A forex calendar or forex economic calendar tracks important events and news that drives the foreign exchange (foreign currency) market. Examples of these events include: government reports, major economic indicator releases, speeches/events of influential people of the world, etc…

Forex charts allow traders to view both live and historical exchange rates. These charts are normally provided by software used by forex traders, and typically come free with a forex trading account.  

Forex futures are contracts to buy or sell a currency at a certain price on a specific date in the future. It is done through an exchange and has a predetermined termination date – when the buy/sell must occur, unless an offsetting trade is made on the initial position. Forex futures are commonly used to hedge against risk in the foreign exchange market, and lock in future exchange rates.
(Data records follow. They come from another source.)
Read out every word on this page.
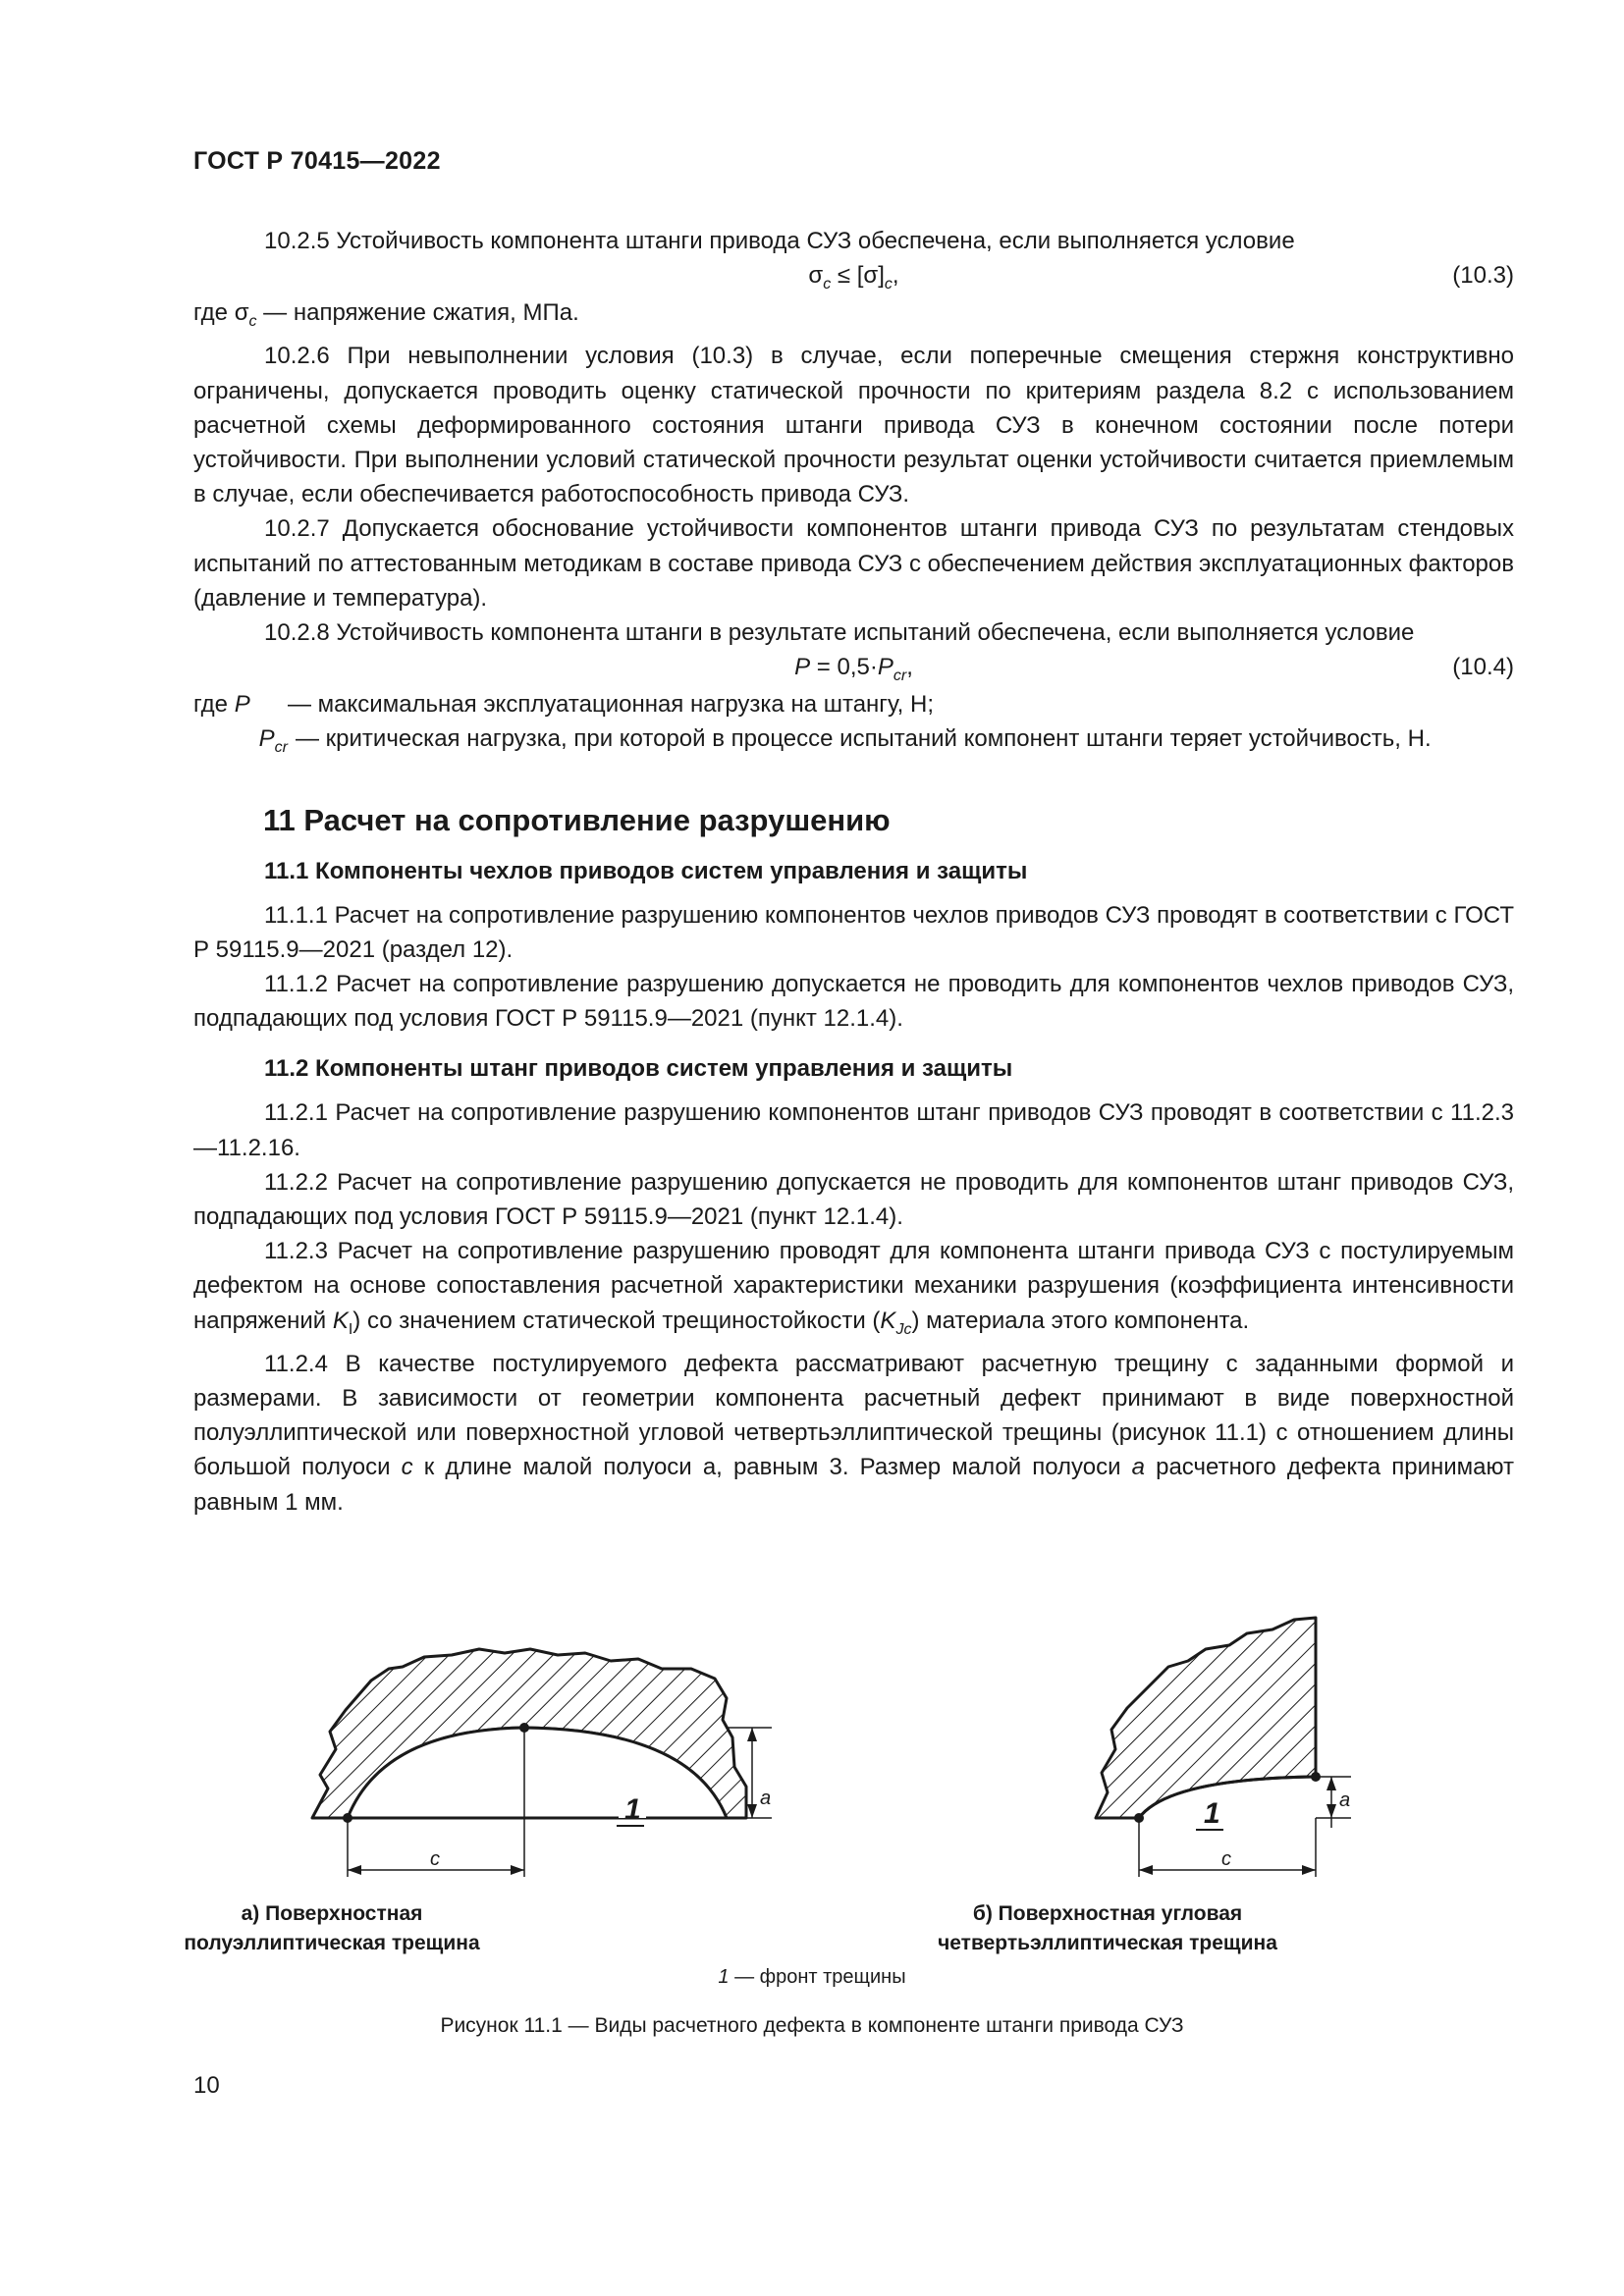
ГОСТ Р 70415—2022

10.2.5 Устойчивость компонента штанги привода СУЗ обеспечена, если выполняется условие

$\sigma_c \le [\sigma]_c$,	(10.3)

где $\sigma_c$ — напряжение сжатия, МПа.

10.2.6 При невыполнении условия (10.3) в случае, если поперечные смещения стержня конструктивно ограничены, допускается проводить оценку статической прочности по критериям раздела 8.2 с использованием расчетной схемы деформированного состояния штанги привода СУЗ в конечном состоянии после потери устойчивости. При выполнении условий статической прочности результат оценки устойчивости считается приемлемым в случае, если обеспечивается работоспособность привода СУЗ.

10.2.7 Допускается обоснование устойчивости компонентов штанги привода СУЗ по результатам стендовых испытаний по аттестованным методикам в составе привода СУЗ с обеспечением действия эксплуатационных факторов (давление и температура).

10.2.8 Устойчивость компонента штанги в результате испытаний обеспечена, если выполняется условие

$P = 0,5\cdot P_{cr}$,	(10.4)
где P	— максимальная эксплуатационная нагрузка на штангу, Н;
$P_{cr}$ — критическая нагрузка, при которой в процессе испытаний компонент штанги теряет устойчивость, Н.
11 Расчет на сопротивление разрушению
11.1 Компоненты чехлов приводов систем управления и защиты

11.1.1 Расчет на сопротивление разрушению компонентов чехлов приводов СУЗ проводят в соответствии с ГОСТ Р 59115.9—2021 (раздел 12).

11.1.2 Расчет на сопротивление разрушению допускается не проводить для компонентов чехлов приводов СУЗ, подпадающих под условия ГОСТ Р 59115.9—2021 (пункт 12.1.4).

11.2 Компоненты штанг приводов систем управления и защиты

11.2.1 Расчет на сопротивление разрушению компонентов штанг приводов СУЗ проводят в соответствии с 11.2.3—11.2.16.

11.2.2 Расчет на сопротивление разрушению допускается не проводить для компонентов штанг приводов СУЗ, подпадающих под условия ГОСТ Р 59115.9—2021 (пункт 12.1.4).

11.2.3 Расчет на сопротивление разрушению проводят для компонента штанги привода СУЗ с постулируемым дефектом на основе сопоставления расчетной характеристики механики разрушения (коэффициента интенсивности напряжений $K_I$) со значением статической трещиностойкости $(K_{Jc})$ материала этого компонента.

11.2.4 В качестве постулируемого дефекта рассматривают расчетную трещину с заданными формой и размерами. В зависимости от геометрии компонента расчетный дефект принимают в виде поверхностной полуэллиптической или поверхностной угловой четвертьэллиптической трещины (рисунок 11.1) с отношением длины большой полуоси c к длине малой полуоси а, равным 3. Размер малой полуоси a расчетного дефекта принимают равным 1 мм.

1
c
a	1
c
a
а) Поверхностная
полуэллиптическая трещина
б) Поверхностная угловая
четвертьэллиптическая трещина
1 — фронт трещины
Рисунок 11.1 — Виды расчетного дефекта в компоненте штанги привода СУЗ
10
Forex indicators are used for identifying patterns in the chaos of the currency market. They use statistics and market data to try and forecast Forex prices. This is done by taking raw market data and manipulating it to crate actionable trading scenarios. These indicators are normally mathematical calculations based on a price and/or volume. Popular forex indicators include Moving Averages, Stochastic Indicators and MACD.

A pip is the “percentage in point,” or the smallest price increment in forex trading. In other words, the basis point or the smallest change of an exchange rate between a currency pair. As forex prices are quoted to the fourth decimal point, a sample EUR/USD (Euro to US Dollar) pair might bid at 1.1823 and offered at 1.1820. In this example, the spread is 3 pips wide. An exception to this rule is the Japanese Yen (JPY), which is quoted only to the second decimal point.

Forex platforms are different types of software that allow banks, portfolio managers, retail brokers and retail traders to trade forex electronically from any location with an internet connection. There are a number of popular platforms, the most widespread of which is MetaTrader 4. Many brokerages offer their clients white-labeled versions of this popular forex trading platform.

Forex robots trade on your account on the MetaTrader 4 program using sophisticated, short-term Electronic Advisors (EAs) designed by professional forex money managers and traders. The programs utilize scripts coded with automated forex trading systems.